E’ salito a 36 il bilancio delle vittime del violento terremoto (la prima e più potente scossa di magnitudo 6.0 registrata alle 3:36 di questa notte) che ha colpito la zona appenninica tra Lazio e Marche.
L’epicentro a 2 chilometri da Accumoli (Rieti) e 10 da Arquata del Tronto (Ascoli Piceno) ed Amatrice (Rieti). L’ipocentro è stato a soli 4 km di profondità. La scossa è stata avvertita distintamente a Roma, tanto che viene monitorato il Colosseo, fino alla Romagna ed a Napoli.
I soccorritori ed i volontari della Protezione Civile unitamente ai Vigili del Fuoco ed alla Croce Rossa stanno lavorando alacremente scavando nelle macerie nella speranza di ritrovare persone ancora vive sotto i detriti.
In questi momenti è di prima necessità il bisogno di sangue al centro trasfusioni di Rieti.
Viene raccomandato anche di liberare le reti wireless disattivando le protezioni con password in modo da alleggerire le reti mobili.
Immancabili purtroppo in questi casi anche le polemiche, ad esempio sulla tempestività dei soccorsi, sulla quale il Codacons ha presentato un esposto.
Polemiche ricorrenti anche quelle sulla prevedibilità dell’evento sismico che, a differenza da quanto accaduto a L’Aquila nel 2009, non è stato accompagnato da uno sciame sismico che potesse allertare la popolazione e le istituzioni.

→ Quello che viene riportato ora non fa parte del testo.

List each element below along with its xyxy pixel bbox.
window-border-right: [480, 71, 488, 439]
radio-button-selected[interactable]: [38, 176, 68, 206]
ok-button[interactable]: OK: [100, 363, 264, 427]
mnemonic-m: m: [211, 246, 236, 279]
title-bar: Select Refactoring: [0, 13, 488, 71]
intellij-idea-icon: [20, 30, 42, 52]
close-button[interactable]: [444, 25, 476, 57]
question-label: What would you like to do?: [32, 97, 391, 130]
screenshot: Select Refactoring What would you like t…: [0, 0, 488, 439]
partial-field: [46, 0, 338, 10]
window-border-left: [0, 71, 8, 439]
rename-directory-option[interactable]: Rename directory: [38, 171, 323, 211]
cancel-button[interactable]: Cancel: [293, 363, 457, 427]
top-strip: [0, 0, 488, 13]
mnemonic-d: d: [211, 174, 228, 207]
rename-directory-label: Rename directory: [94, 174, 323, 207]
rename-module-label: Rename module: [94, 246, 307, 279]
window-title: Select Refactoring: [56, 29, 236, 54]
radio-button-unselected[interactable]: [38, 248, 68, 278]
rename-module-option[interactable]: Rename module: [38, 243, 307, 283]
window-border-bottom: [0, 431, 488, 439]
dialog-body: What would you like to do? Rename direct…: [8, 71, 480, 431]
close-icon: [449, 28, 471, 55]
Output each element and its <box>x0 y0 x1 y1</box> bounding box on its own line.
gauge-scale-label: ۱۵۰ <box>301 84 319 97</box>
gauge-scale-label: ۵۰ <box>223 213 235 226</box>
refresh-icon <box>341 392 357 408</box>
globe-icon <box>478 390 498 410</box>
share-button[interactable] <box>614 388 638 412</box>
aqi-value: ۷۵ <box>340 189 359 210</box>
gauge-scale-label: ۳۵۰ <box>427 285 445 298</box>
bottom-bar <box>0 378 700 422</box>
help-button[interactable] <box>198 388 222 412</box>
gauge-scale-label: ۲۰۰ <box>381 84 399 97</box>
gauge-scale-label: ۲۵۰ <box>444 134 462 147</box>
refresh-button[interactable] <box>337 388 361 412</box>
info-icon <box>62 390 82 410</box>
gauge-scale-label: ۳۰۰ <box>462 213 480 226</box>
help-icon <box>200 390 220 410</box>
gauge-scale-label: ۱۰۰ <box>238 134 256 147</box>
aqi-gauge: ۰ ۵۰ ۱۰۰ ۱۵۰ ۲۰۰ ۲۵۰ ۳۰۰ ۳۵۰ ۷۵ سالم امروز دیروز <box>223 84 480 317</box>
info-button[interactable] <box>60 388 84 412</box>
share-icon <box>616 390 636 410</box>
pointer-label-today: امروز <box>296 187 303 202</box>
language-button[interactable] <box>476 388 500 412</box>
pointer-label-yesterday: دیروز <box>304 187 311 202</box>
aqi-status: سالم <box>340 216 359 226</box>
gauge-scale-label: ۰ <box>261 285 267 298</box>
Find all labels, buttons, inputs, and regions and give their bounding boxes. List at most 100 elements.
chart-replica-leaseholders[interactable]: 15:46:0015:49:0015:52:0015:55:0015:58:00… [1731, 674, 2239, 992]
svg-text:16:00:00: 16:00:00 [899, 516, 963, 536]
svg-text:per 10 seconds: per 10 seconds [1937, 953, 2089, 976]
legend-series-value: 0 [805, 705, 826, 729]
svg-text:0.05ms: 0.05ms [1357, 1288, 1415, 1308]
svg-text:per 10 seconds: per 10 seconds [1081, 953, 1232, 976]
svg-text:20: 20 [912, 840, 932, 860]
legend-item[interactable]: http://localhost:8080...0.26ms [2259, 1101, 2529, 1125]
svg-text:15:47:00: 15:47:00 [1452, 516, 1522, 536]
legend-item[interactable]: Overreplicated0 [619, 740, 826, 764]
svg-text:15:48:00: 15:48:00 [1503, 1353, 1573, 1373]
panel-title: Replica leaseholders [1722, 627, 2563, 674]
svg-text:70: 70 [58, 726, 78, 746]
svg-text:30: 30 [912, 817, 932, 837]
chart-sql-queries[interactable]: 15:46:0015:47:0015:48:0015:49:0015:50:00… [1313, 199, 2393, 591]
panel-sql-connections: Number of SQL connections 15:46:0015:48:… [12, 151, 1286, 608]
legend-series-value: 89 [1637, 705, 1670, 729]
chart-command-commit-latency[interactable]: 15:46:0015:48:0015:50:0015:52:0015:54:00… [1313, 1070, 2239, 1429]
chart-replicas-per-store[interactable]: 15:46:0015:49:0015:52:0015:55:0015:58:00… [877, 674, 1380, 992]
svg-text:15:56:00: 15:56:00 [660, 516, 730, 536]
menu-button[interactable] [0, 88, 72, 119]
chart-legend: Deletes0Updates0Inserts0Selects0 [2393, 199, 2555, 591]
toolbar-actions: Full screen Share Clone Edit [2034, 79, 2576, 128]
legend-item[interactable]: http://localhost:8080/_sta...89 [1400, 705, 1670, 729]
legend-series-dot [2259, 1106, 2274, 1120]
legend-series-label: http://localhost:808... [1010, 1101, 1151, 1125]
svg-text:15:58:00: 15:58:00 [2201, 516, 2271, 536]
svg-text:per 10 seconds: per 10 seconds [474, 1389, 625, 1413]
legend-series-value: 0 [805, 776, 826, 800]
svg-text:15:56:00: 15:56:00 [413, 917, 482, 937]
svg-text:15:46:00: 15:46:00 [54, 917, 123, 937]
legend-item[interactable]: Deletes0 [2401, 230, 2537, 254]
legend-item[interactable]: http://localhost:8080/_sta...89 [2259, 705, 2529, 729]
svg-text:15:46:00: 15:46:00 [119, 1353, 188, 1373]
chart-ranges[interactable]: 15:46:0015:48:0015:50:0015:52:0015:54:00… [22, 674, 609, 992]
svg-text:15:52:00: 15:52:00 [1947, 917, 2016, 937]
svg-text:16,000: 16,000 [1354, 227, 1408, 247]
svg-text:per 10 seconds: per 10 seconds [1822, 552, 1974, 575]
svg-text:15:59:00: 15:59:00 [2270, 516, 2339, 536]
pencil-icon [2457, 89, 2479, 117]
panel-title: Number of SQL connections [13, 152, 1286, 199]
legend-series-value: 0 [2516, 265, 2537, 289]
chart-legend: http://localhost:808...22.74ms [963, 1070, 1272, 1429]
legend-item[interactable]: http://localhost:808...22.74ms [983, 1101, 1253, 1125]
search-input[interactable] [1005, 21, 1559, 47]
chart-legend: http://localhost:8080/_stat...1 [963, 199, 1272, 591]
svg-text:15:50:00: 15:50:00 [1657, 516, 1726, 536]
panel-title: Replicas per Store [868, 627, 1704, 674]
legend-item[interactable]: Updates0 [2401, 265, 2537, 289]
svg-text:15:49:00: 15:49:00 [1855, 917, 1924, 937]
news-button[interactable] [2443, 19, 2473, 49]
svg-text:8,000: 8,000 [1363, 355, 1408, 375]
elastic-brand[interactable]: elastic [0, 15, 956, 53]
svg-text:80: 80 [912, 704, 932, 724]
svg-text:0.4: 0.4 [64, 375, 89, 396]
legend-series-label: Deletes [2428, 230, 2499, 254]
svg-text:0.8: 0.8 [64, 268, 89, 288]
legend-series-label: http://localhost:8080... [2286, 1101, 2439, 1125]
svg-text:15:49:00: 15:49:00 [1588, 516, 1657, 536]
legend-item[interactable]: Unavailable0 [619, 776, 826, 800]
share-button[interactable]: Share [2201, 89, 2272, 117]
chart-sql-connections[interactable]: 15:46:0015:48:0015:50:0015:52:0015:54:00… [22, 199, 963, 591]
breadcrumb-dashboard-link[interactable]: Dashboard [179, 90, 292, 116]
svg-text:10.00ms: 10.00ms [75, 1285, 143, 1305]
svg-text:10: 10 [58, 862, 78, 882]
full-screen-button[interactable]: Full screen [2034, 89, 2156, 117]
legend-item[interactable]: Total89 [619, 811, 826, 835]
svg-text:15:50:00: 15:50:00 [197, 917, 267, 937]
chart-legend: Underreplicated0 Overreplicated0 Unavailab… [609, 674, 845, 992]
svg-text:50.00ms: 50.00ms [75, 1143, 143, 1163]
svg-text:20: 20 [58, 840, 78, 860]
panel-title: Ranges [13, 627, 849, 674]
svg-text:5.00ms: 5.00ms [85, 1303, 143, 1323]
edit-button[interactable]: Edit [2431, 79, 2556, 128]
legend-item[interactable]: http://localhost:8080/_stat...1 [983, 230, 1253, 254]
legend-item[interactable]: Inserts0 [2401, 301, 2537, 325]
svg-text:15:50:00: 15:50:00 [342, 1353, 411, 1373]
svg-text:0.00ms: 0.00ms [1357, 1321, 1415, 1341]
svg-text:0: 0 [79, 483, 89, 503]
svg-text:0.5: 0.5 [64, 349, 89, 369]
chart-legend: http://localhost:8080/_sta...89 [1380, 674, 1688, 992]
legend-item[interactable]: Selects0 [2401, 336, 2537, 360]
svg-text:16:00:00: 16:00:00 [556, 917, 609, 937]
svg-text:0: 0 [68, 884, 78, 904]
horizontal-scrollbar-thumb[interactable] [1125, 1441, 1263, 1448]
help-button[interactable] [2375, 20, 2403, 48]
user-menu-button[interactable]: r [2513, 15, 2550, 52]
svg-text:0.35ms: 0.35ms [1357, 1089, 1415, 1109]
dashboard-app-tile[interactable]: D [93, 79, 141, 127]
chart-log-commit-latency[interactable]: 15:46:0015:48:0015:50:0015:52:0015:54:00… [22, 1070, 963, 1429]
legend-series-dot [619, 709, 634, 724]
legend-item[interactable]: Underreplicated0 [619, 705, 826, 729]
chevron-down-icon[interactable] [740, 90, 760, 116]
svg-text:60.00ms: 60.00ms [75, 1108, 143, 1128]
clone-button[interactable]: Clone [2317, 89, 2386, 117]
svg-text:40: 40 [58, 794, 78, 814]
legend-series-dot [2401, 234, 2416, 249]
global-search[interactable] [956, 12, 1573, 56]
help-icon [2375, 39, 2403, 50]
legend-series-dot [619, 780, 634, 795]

Gazzetta ha interpellato in proposito il Prof. Francesco Peduto, Presidente del Consiglio Nazionale dei Geologi: “L’evento sismico è di per sè imprevedibile, ed è usuale che si verifichi proprio in questo modo, cioè con una forte scossa, un big one di magnitudo significativa seguito poi da scosse di assestamento di magnitudo più bassa anche se comunque significative. Lo sciame di scosse premonitrici, per intenderci quello che è successo nel 2009 a L’Aquila, ha un carattere di eccezionalità rispetto al modello più ricorrente. Un evento tragico come quello di questa notte ci fa ancora riflettere come sia quanto mai indispensabile lavorare sulla prevenzione. Purtroppo il terremoto nella quasi totalità dei casi ha carattere di imprevedibilità e quindi diventa impossibile poter approntare misure di “sicurezza attiva”, per usare una metafora automobilistica, si può dunque intervenire sulla “sicurezza passiva”, cioè limitare i danni alle persone ed alle cose. Il punto di partenza è sicuramente tener conto di quanto segnala la comunità scientifica, in questo caso noi geologi. Siamo già in contatto con la Protezione Civile e ci siamo già attivati per fornire tutto il supporto necessario e partecipare alle prime ricognizioni. Agire in prevenzione significa anche fare in modo che i cittadini che vivono nell’area ad alto rischio sismico ne siano pienamente consapevoli, e che questa consapevolezza porti a mettere in atto quelle misure di sicurezza a partire dalla propria abitazione e dai luoghi di lavoro.”